Introduction – AIDS in China
Human immunodeficiency virus (HIV) has been a major infectious disease problem across the globe for several decades. The large Chinese population makes the prevalence of HIV/AIDS a major problem despite a relatively low infection rate. It is estimated that the number of AIDS cases in China is between 800,000 and 1.5 million. The reported death rate from HIV/AIDS has been increasing over time. In 2008, it was reported that 7,000 people died from the disease. This made HIV the leading cause of death by infectious disease in China. However, the CIA World Factbook reports that the current infection rate in China is 0.1%. This is a similar level to many developed countries like Japan and some members of the European Union.
The main risk factors for infection in China are attributed to prostitution, migrant work, male homosexual activity, and the use of intravenous drugs. The number of sex workers in China is estimated to be around 3-4 million across the country. They work in various places such as trucks stops, salons, massage parlors, and in so-called karaoke bars. In 2011, according to NCAIDS, the number of male homosexuals was reported as 30% of the 800,000 HIV-positive population in China.
History – before 2006
Early Control Strategies
China began to report AIDS cases in the early 1980’s.
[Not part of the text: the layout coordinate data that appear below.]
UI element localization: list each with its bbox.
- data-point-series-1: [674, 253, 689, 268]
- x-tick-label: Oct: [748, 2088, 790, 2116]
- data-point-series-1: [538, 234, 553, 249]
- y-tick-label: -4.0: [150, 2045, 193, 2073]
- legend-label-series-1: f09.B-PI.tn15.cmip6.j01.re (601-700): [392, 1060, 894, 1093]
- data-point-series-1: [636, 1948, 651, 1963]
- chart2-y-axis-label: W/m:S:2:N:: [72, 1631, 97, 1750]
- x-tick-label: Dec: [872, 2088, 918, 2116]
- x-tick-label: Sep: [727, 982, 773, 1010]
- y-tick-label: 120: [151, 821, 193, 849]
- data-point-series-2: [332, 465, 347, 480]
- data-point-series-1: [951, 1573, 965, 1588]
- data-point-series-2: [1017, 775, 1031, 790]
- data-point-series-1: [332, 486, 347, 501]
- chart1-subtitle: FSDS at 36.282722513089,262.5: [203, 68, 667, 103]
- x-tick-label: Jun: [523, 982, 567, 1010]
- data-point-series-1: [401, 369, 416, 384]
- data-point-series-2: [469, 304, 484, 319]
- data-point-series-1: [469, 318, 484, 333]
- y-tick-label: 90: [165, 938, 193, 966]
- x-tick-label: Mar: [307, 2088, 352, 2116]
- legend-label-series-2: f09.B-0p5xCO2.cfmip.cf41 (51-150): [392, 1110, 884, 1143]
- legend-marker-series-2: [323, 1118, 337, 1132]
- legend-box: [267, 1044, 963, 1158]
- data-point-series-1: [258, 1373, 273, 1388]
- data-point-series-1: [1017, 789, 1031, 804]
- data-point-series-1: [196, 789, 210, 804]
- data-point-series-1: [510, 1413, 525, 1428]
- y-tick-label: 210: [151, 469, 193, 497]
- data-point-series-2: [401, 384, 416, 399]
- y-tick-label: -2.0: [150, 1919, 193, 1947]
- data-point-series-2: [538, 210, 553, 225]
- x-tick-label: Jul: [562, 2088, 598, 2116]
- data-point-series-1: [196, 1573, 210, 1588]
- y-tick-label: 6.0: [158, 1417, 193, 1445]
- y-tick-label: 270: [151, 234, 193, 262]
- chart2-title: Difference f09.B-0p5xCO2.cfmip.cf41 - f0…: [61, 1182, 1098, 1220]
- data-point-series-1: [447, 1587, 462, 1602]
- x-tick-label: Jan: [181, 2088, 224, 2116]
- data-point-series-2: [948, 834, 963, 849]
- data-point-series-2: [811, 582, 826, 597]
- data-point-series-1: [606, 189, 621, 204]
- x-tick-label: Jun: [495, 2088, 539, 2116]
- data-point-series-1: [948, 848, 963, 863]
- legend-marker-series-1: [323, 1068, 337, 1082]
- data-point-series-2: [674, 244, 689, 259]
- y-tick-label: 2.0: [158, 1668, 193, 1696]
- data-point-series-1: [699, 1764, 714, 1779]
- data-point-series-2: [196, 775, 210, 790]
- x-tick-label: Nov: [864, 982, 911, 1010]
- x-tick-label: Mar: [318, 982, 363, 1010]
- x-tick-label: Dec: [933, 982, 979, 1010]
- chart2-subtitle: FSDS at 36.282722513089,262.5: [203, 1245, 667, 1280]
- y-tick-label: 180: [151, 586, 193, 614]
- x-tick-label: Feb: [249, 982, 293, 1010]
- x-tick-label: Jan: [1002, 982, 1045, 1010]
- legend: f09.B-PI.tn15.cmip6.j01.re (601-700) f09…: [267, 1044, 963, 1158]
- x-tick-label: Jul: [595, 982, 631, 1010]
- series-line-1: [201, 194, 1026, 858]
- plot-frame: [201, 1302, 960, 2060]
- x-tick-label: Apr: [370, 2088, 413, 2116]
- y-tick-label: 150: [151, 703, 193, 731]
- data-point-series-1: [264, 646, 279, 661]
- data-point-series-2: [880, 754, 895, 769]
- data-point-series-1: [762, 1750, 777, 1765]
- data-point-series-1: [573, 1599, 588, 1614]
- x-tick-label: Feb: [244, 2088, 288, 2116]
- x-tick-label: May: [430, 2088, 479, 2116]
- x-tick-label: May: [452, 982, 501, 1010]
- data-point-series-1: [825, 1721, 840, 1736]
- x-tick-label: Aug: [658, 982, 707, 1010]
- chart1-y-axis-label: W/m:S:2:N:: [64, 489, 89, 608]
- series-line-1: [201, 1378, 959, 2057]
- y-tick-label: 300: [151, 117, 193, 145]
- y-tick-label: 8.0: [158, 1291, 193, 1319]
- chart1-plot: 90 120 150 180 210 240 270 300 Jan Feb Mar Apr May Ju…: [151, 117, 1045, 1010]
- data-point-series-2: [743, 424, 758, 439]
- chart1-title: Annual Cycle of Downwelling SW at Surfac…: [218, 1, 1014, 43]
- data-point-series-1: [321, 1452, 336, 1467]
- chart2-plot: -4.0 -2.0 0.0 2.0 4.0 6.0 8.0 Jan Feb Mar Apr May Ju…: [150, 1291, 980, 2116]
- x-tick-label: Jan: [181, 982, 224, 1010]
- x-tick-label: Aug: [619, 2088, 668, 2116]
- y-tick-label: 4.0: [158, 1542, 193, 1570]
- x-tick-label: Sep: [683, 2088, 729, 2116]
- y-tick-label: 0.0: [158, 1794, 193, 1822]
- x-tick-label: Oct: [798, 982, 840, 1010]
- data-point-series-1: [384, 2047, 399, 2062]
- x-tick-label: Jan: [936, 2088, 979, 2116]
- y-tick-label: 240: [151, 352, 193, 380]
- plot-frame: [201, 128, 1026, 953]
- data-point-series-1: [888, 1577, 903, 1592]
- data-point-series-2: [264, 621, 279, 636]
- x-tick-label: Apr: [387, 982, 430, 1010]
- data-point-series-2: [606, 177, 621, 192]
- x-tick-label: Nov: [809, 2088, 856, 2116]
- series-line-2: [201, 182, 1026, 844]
These cases were largely found in: visitors from overseas, hemophiliacs, blood donors, and transfusion patients. Initial control efforts centered around the management or prohibition of certain blood collection methods as well as certain imports. Laws were passed during this period that were directed at trying to prevent risky behavior – such as prostitution and drug use. Often, these efforts did not have the desired impact and may have led to overlooking the key reservoirs of infection in the country. A key cause of rapid HIV transmission was the uncontrolled exchange of infected blood products in the country. The government eventually accepted responsibility for the failure to prevent this problem, but many infected people were denied any compensation.
Government efforts were not followed by more proactive interventions until the early to mid-1990s. This is when China began distributing condoms and putting into place other prevention efforts such as needle exchange programs. China also began surveillance efforts in 1995 that have continued to expand in scope and reach across the country.
Early Development Policy
In the first decade of the 21st century, the government began to set medium- to long-term policies that could start to slow the infection rate. In 2002, the government reported that the actual infection rate in 2001 was 67.4% higher than previously reported in 2000. Some of this increase could be attributed to more people being tested and the increased reporting of HIV patients.
In 2003, China initiated a program known as “Four Free and One Care.” This program included free antiretroviral drugs for HIV positive patients, free treatment for pregnant mothers (to prevent mother-child infection), free voluntary counseling and testing, free school for AIDS orphans, and proactive care for people living with AIDS. This program expanded rapidly from the original locations to more than 120 sites throughout China.
Another program was the China Comprehensive AIDS Response (China CARES) to help the high prevalence areas in treating and supporting those who are suffering from the disease. At the same time, laws were passed to assist in the collection and exchange of key HIV/AIDS data amongst the ministries that needed to work together. These efforts were relatively late in the timeline of the disease in China, but they reflect the complicated decision making paths that lead to policy development in China. Unfortunately, China is not the only country that has struggled to determine the best way
of dealing with this problem.
China did send their public health officials on many tours to understand how other countries were dealing with the epidemic. The tours also facilitated teamwork amongst the different Chinease departments that spent time together on the visits. The World Health Organization (WHO), United Nations, World Bank, and various universities conducted workshops and conferences in China to help increase the level of understanding about the disease. The time it took to build these relationships is a major reason for the relatively slow response by the Chinese government.
In 2002, there were several alarming predictions about the path of AIDS in China from the American Enterprise Institute, the US National Intelligence Council and from a UN-commissioned report. Each of these reports claimed that there would be a dramatic increase, as much as 10 times greater, in AIDS infections in China by 2010-2015. Language such as AIDS typhoon, time bomb, and explosion was common in these reports. The actual numbers seem to be much less frightening than was predicted.
These predictions were based on a substantial and rapid spread of AIDS from the high risk groups to the general population. The surveillance data seems to indicate that there is no evidence of this transmission path. However, there continues to be an issue with high AIDS infection rates in the high risk groups.
The Ministry of Health reported that the rate of infection in 2006 was 640,000 people out of the population of 1.3 billion. This number was revised downward from 850,000 due to a change in the statistical methodology used to calculate it. Some epidemiologists claim that the true number of affected Chinese is closer to 1.5 million. Getting an accurate picture of the size of the problem continues to be a problem in China.
The main HIV subtypes that are common in China are the A-G, BC and BB recombinants. There needs to be additional research to identify the distribution and infection rates of these different groups.